= Japana Jayawardena =

Sri Lankan army officer

Brigadier Jayadeva Prakrama Amarasekera Jayawardena also simply known as Japana Jayawardena or Jupana Jayawardena (born 25 October 1947) is a former Sri Lankan rugby union player, administrator and military officer. During his playing career, he predominantly played in the position of scrum half. He had served in as the director of the Sri Lanka Army Ordnance Corps.

== Biography ==
His original birthname was Jayadeva Prakrama Amarasekera Jayawardena but it was shortened to Japana Jayawardena, as one of his friends called him at Trinity College as Japana, referring to his first letters that feature in his fullname J-P-A and ending letters of his fullname NA. It was also revealed that due to his short stature, he was nicknamed as Japan Bonikka which was also coincidental in adjusting his name as Japana. He was born in Botale, Pahala Waluwa, Ambepussa.

== Career ==
He plied his trade in rugby during his schooling days at Trinity College, and he drew first blood in his first year of school rugby in 1966 at Trinity College, as he made rapid strides as a scrum half in his first year, which eventually propelled him to secure the prestigious Trinity Lion Award. After his schooling years, he ventured into club rugby. Japana represented Havelock Sports Club from 1967 to 1969, before switching his allegiance for Sri Lanka Army Sports Club in 1970. He turned up for Sri Lanka Army Sports Club until 1974 and captained the side in his final year with the club.
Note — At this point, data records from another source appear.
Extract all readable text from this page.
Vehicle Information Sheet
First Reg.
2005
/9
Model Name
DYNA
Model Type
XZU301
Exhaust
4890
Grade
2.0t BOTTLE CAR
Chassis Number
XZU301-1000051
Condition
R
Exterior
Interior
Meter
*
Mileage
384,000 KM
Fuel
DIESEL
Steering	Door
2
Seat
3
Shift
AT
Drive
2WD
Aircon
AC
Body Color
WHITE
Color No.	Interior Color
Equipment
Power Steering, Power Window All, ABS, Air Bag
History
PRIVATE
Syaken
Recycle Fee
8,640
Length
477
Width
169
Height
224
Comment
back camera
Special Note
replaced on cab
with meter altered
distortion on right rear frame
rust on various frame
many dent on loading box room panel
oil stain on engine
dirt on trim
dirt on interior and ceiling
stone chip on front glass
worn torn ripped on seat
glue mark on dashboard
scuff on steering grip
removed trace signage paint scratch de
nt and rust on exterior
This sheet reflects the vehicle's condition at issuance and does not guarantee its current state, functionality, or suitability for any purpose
He served in an important capacity in the Sri Lankan Army Sports Board for a two year stint from 1995 to 1997. In January 2000, he returned to the role at Sri Lankan Army Sports Board. Jupana also underwent special training as a rugby coach in England, Wales and in New Zealand. In 2008, Minister of Sports and Public Recreation Gamini Lokuge appointed Jupana as the chairman of the national selection committee of the Sri Lanka Rugby Football Union.

He also endured a stint as the chairman of the Sri Lanka Rugby Football Union. He also received membership of the Sri Lanka Rugby Referees Association and he also went onto serve as the President of Sri Lanka Rugby Referees Association for a brief stint. He was at the forefront in laying a foundation to form the Central Provincial Referees Society, and he served as its founder president. Reportedly, he was also the fulcrum of the women's rugby in Sri Lanka, having spearheaded the effort to play a pivotal role in introducing the sport to women in Sri Lanka when the sport was only played among men due to it being a physical contact sport played with endurance and stamina.

In 2014, he was conferred with the life membership of the Sri Lanka Rugby Football Union as it was announced during its Annual General Meeting in recognition of his contributions towards the development and uplifting of the standards of rugby in Sri Lanka.